Since moving in together nearly four years ago, my guy and I figured out two things that keep us both happy. I make him lunch almost every day and he makes our bed (I’ve just about forgotten how to do that by now). Second, whoever cooks dinner, the other one of us does the dishes. Even though I’m usually the one cooking and he’s doing the dishes, I’m very mindful of cutting down on the number of dishes, especially pots and pans. Anytime I can use one pot instead of two, I’m all in, which is what makes this one pot shrimp and rice recipe all the more amazing! Another favorite one pot meal is this peas + pasta – so, so easy!
Shrimp and rice recipes
Shrimp and rice recipes just make so much sense. It’s so easy to add great flavor to shrimp and the rice is the perfect compliment to balance out the flavor. I used a wild rice blend in this recipe because it looked so pretty. You could easily use white rice or brown rice.
After making the recipe, I realized I could have added more greens to the pan. Ya know I didn’t complain too much. The crispy pancetta bits in the rice were a welcome treat and the flavor of the shrimp was spot on.
You could absolutely use bacon if that suits your fancy/you have it on hand. I prefer the flavor and thicker cut of pancetta, but the flavor addition will be great either way! I’m not sure exactly what cuisine this was inspired by (I’m thinking Southern), but I love it either way!!
ONE POT SHRIMP + RICE
My husband very kindly does the dishes when I make dinner.
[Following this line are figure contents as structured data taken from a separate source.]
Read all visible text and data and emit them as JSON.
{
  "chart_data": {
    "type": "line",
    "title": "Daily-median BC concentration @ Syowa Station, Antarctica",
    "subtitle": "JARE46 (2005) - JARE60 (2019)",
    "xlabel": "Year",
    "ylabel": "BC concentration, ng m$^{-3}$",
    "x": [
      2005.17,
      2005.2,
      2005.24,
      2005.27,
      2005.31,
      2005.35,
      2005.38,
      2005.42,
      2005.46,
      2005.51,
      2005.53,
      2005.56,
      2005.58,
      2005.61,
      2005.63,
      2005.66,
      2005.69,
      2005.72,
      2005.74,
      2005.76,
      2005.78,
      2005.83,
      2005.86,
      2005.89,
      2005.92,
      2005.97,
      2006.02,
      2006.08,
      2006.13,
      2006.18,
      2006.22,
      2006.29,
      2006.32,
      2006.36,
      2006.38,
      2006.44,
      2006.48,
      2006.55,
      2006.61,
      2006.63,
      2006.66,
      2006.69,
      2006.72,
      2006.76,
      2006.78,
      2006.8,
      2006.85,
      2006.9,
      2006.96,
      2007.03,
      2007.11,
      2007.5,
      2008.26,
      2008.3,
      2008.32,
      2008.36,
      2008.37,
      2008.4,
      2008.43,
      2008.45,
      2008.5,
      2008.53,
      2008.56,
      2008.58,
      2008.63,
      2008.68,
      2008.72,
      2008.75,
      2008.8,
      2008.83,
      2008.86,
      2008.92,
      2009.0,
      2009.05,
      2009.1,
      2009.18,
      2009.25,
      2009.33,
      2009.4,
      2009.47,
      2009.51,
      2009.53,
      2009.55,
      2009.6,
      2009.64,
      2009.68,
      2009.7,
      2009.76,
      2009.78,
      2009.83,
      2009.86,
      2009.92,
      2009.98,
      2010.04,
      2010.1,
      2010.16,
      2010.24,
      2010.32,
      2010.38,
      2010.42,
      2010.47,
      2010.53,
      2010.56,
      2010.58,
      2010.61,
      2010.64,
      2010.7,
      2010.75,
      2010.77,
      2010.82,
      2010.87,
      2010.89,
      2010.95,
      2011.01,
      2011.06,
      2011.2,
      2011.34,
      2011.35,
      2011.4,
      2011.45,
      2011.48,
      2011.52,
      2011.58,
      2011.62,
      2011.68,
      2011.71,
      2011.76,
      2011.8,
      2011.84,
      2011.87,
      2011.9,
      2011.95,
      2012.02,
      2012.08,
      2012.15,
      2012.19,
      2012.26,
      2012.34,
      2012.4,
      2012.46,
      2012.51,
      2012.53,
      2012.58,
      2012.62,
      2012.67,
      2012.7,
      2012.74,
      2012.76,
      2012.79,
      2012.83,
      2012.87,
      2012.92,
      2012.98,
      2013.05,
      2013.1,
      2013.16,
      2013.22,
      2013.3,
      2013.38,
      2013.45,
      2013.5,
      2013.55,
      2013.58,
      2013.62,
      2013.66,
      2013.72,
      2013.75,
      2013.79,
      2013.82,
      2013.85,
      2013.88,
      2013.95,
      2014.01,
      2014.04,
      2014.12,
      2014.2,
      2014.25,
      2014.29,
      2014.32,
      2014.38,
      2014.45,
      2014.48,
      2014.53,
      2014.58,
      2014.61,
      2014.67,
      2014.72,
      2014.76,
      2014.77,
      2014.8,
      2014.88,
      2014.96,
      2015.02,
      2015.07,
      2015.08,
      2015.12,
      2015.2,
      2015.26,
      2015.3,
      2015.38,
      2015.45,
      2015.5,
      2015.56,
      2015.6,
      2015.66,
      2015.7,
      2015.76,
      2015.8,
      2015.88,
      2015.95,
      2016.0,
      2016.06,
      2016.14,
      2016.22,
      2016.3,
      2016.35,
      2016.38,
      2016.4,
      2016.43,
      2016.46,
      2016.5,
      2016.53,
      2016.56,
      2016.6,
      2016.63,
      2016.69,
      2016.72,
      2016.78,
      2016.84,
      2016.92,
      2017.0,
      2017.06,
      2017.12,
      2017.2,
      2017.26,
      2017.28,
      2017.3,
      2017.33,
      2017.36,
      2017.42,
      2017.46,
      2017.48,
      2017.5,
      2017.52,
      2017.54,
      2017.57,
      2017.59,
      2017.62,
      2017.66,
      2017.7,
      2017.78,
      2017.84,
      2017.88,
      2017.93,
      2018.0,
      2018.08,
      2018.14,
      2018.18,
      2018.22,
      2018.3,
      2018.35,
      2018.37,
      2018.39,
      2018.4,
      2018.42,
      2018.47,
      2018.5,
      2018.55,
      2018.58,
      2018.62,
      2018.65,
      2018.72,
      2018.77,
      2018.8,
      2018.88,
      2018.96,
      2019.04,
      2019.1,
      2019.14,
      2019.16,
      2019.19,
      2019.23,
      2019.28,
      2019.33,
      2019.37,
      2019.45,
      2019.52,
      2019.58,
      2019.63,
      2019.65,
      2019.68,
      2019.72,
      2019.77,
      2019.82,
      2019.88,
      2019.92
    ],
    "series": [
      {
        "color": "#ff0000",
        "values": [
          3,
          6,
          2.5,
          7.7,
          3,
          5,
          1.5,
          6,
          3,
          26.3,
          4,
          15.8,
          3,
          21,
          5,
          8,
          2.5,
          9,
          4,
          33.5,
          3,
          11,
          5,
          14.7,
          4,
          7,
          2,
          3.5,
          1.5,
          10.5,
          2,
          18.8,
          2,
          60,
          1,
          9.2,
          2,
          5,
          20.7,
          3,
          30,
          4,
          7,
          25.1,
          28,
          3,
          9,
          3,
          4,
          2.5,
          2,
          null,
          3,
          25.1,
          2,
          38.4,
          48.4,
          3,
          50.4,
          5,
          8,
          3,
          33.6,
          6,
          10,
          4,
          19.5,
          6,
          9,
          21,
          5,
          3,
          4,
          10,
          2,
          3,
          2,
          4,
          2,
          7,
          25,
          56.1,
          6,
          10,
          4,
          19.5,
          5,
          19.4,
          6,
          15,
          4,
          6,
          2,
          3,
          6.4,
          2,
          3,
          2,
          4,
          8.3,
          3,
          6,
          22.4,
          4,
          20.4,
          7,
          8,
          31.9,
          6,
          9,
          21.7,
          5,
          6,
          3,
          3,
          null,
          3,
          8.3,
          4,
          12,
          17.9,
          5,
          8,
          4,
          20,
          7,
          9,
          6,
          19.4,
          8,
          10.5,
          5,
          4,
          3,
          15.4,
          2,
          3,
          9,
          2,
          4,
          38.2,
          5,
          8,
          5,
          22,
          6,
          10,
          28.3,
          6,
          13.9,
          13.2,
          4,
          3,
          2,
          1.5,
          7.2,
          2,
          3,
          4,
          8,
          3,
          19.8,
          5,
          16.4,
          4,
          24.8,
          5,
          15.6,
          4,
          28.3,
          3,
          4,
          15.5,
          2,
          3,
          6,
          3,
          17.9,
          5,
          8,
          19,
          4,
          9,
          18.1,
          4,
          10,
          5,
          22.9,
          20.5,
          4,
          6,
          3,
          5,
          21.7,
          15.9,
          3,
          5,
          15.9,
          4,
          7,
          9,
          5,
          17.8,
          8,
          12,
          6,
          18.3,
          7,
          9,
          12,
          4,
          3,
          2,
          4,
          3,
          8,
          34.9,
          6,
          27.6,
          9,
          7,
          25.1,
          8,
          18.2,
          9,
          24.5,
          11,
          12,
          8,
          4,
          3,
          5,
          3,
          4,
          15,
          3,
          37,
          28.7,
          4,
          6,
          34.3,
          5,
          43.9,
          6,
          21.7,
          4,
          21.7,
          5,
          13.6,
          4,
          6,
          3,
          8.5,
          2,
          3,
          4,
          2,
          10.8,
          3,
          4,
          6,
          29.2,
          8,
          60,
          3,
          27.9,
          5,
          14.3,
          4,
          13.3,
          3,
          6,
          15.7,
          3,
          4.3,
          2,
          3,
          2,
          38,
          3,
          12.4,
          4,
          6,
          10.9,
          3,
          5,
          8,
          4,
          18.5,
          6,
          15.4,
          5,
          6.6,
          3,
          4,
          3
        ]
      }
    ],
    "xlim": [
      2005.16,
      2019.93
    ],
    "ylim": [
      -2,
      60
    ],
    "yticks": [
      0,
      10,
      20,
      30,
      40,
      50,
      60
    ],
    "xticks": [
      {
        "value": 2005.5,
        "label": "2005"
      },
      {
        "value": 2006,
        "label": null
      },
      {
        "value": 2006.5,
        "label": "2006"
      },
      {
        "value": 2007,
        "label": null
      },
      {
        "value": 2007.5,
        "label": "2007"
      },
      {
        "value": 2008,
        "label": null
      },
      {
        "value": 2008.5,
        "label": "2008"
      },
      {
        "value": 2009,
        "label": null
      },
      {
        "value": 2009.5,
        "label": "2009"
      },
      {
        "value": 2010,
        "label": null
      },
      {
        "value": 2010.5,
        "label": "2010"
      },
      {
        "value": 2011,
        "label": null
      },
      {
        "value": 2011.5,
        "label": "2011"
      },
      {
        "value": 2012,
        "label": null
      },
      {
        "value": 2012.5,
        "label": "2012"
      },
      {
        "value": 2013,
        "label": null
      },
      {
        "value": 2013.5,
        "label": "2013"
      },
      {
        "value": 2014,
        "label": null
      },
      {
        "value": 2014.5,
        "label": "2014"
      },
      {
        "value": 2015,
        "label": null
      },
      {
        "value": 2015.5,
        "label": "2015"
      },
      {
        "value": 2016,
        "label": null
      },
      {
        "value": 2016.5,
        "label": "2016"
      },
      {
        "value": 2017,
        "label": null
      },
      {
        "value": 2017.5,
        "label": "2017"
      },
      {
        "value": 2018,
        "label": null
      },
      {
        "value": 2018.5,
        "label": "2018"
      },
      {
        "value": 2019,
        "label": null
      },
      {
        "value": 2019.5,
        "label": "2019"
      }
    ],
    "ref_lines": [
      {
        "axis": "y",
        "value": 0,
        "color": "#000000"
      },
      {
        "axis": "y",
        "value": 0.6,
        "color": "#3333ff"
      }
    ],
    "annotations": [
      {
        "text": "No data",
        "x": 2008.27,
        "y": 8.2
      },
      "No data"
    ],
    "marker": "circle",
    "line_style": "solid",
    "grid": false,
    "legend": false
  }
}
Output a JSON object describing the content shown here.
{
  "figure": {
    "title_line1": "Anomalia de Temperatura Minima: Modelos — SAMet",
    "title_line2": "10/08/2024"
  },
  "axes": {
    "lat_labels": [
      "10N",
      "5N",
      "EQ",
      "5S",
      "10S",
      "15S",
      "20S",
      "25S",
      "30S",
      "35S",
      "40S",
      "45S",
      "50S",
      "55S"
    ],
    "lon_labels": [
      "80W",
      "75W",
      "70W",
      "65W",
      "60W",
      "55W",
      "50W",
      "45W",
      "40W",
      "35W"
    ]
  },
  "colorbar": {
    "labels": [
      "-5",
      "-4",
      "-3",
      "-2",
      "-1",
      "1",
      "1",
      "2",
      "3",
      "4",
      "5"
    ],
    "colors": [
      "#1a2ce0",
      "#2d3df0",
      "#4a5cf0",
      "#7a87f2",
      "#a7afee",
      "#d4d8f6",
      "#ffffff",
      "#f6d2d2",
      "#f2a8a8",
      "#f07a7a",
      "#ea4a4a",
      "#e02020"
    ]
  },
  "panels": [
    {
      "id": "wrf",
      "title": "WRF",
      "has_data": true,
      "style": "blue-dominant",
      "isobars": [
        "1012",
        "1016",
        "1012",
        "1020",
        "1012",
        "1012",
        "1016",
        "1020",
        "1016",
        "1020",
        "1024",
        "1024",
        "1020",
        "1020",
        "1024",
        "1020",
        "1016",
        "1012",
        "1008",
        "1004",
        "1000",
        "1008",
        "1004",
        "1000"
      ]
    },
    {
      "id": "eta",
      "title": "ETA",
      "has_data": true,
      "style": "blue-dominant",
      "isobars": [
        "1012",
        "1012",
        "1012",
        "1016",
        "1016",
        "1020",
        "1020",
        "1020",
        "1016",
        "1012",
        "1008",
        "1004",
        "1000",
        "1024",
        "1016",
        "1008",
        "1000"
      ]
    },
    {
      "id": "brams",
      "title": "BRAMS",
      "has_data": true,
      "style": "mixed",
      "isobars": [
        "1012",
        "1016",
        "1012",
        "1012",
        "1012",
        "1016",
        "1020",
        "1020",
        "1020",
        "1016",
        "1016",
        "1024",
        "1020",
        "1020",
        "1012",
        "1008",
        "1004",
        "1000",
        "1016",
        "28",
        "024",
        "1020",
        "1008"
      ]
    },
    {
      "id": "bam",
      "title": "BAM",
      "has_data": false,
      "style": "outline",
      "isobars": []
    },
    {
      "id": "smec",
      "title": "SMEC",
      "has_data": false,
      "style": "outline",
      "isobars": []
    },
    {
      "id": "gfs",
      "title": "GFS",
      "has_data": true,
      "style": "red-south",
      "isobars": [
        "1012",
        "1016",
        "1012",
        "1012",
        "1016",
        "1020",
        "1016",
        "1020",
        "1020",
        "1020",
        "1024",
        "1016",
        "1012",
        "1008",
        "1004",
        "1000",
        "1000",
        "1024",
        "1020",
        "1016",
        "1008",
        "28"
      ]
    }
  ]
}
No matter who's doing the dirty work, however, I love saving on pots and pans to clean. This one-pot recipe is packed full of flavor and all the magic happens in just one dutch oven!
- 5 oz. diced pancetta or bacon
- 2 cups broth
- 1 cup wild rice medley
- 2 tablespoons olive oil divided
- 5-6 cups kale chopped
- 1/4 teaspoon chili flakes
- salt and pepper
- 3/4 lb raw shrimp
- Over medium heat, cook pancetta until crispy, mixing around frequently (approximately 10-12 minutes). Remove from heat.
- Spoon pancetta onto paper towel-lined serving dish. Add a few tablespoons of chicken broth to pot. Beware of steam. With wooden spoon, scrape crispy pancetta pieces from bottom of pan.
- Return pot to high heat. Add remaining broth and rice. Bring to boil. Reduce heat to low. Cover and simmer thirty minutes, until liquid is absorbed.
- Meanwhile, prep shrimp - remove shells if not shelled. Pat dry with paper towel. Season both sides of shrimp with salt and pepper.
- Remove rice from heat. Let sit five minutes. Add pancetta to rice. Remove rice and pancetta to serving dish.
- Heat one tablespoon olive oil over medium heat. Add kale, chili flakes, and 1/2 teaspoon each salt and pepper. Saute kale 2-3 minutes until oil is absorbed. Cover. Simmer 2-3 minutes. Spoon kale over rice mixture.
- Heat one tablespoon olive oil over medium heat. Add shrimp in a single layer. Cook 2-3 minutes per side until completely pink. Place shrimp over kale.